Oublier (Célestine)
Il lui fallait oublier sa bouche, surtout sa bouche. Une bouche grenade qui lui explosait la langue en étincelles. Un salmigondis de papilles fruitées et agaçantes comme une limette cueillie sur l’arbre un matin d’été, torrent de framboise et de menthe et d’anis.
Il lui fallait oublier sa peau, ses courbures de velours, un velours mat et fluide, et étourdissant et enivrant de la douceur salée dorée d’un coquillage. Oublier la suave langueur de ses bras blancs, naturellement refermés sur lui en berceau, ses mains virevoltantes qui se jouent de sa nuque, petit animal fou accroché à son cou.

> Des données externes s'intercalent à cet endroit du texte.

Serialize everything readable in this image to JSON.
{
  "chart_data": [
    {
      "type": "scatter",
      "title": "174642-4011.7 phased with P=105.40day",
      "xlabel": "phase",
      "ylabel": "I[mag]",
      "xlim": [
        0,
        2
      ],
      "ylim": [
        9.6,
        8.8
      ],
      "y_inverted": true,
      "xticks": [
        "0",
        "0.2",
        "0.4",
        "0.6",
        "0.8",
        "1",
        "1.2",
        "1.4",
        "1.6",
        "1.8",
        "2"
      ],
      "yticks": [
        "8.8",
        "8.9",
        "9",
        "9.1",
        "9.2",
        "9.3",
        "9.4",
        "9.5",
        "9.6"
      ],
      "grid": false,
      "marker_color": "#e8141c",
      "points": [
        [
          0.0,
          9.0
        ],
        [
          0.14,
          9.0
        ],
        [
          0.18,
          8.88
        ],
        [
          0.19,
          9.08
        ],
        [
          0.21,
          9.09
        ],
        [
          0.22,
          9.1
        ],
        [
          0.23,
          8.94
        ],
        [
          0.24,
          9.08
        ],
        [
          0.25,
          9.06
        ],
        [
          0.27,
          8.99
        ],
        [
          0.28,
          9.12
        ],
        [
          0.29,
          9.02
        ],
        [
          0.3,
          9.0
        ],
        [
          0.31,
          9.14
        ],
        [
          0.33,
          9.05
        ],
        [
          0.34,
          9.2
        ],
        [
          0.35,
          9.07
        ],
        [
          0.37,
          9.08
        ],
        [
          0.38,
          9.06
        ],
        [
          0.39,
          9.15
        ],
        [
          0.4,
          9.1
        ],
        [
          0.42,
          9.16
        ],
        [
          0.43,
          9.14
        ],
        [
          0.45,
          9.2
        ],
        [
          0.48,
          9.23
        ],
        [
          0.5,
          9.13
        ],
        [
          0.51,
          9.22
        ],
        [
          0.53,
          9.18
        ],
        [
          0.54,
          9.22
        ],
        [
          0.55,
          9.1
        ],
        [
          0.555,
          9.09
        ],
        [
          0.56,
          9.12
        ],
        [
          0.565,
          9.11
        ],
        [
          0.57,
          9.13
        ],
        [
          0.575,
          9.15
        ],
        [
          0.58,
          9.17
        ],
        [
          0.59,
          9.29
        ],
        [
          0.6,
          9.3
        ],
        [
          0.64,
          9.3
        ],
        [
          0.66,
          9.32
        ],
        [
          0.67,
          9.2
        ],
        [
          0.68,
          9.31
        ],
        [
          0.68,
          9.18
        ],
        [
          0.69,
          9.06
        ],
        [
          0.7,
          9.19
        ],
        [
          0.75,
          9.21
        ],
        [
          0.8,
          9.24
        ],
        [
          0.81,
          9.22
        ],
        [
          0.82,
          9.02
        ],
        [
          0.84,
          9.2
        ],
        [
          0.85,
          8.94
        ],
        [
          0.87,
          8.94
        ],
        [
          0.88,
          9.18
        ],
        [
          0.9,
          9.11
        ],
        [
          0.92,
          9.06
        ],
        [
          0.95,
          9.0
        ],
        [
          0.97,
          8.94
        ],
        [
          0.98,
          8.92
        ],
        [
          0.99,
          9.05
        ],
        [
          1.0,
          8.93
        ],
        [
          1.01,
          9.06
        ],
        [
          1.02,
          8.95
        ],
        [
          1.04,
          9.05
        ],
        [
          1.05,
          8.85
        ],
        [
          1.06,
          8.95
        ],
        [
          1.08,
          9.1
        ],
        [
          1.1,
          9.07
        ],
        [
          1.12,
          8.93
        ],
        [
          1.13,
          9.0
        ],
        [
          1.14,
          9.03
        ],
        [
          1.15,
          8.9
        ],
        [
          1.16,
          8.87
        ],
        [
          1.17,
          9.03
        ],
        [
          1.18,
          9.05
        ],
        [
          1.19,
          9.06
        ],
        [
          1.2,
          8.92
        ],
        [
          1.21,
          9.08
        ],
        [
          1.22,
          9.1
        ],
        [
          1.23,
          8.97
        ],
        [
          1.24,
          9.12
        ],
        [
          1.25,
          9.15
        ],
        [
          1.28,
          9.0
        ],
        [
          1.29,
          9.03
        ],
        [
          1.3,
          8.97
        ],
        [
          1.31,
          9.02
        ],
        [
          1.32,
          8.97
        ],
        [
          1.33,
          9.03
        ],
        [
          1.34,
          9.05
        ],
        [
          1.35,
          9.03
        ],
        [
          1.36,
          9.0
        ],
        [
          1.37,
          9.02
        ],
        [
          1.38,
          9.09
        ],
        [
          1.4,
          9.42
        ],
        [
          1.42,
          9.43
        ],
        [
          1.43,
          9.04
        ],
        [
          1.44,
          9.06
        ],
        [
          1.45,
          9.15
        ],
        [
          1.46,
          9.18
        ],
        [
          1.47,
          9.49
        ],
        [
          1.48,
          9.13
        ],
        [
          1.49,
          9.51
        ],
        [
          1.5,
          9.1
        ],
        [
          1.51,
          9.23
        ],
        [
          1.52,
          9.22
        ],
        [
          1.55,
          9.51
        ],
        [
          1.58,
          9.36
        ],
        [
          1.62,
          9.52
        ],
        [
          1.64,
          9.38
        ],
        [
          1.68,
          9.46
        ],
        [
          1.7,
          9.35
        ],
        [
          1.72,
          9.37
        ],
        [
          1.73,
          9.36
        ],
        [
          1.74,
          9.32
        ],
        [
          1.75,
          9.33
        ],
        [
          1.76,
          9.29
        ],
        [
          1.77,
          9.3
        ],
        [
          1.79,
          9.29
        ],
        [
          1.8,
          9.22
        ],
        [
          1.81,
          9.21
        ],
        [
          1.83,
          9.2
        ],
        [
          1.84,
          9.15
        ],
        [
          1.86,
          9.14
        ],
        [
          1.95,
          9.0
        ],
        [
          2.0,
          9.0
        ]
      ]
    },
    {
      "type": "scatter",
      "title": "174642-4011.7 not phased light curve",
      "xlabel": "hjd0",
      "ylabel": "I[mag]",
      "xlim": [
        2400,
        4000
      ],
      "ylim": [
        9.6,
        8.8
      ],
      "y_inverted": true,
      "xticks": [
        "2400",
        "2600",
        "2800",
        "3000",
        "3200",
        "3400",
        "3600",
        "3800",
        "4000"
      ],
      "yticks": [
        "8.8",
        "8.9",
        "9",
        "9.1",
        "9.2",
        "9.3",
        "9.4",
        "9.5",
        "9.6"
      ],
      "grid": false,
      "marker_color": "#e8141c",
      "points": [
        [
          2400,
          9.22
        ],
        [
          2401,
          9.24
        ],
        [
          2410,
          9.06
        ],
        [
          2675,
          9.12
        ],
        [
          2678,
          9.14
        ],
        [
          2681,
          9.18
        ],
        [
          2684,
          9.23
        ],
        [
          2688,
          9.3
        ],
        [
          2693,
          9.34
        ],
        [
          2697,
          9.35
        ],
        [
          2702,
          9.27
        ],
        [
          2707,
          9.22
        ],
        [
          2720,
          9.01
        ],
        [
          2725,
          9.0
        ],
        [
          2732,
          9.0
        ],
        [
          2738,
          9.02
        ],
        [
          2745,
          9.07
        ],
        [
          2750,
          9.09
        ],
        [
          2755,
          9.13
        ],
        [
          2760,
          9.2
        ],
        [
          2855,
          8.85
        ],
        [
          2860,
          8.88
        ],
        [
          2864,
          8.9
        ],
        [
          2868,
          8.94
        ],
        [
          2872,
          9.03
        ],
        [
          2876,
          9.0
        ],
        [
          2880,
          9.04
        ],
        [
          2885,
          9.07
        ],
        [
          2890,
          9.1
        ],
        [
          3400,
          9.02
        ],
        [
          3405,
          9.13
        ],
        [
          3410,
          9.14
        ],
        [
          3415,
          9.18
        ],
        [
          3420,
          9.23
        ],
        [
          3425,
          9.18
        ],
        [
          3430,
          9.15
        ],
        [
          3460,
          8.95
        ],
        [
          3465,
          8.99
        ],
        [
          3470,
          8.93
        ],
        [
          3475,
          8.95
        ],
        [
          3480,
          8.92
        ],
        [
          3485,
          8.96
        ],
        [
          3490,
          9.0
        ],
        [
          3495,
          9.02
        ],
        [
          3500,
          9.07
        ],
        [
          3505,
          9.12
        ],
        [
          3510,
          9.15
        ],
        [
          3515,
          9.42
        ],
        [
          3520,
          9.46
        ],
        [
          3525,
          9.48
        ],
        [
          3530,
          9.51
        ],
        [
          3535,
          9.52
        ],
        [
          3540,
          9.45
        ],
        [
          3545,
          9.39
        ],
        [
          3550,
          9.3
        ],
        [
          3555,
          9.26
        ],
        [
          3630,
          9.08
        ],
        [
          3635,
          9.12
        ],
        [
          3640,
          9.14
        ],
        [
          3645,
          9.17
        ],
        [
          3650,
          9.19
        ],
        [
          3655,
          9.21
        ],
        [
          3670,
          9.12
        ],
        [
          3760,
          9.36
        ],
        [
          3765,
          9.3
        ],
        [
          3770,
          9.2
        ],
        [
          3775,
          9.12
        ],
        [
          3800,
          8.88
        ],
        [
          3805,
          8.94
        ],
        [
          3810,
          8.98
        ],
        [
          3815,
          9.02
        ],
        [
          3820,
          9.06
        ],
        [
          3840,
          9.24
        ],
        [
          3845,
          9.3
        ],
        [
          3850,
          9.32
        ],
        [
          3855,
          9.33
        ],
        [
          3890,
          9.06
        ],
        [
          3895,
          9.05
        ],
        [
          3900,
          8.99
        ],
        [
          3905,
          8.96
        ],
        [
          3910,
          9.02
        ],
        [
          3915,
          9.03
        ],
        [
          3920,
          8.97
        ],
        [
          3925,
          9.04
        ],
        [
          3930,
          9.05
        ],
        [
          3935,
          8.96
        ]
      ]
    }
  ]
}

Il lui fallait oublier ses cuisses ombrées de lune effarées de plaisir, son petit cul potelé, la palpitation sauvage de ses seins de crème et de satin, sa fleur de lys immaculée aux feulements de tigresse engloutie. Sa voix passion de cascade fraîche, sa voix désir de colombe frémissante, sa voix tourment de fontaine et de soleil. Et puis ses yeux de jade intemporelle, tour à tour glace et feu, citron et miel.
Et tous les délicieux supplices de son cœur.
Elle avait ri, d’un sourire de perle vénéneux , l’éclair vert de sa prunelle laissant venir la tempête. Il lui faudrait oublier aussi son parfum flou de myrte et de cardamome, lui crevant les narines quand l’image même de sa folie disparaissait dans un éclat de rire cruel.
Elle lui avait balancé son bouquet à la tête en criant « c’est fini ».
Il regarda les pauvres pétales dispersés au vent gris de novembre, et y vit clairement les morceaux de son cœur égosillé de désespoir.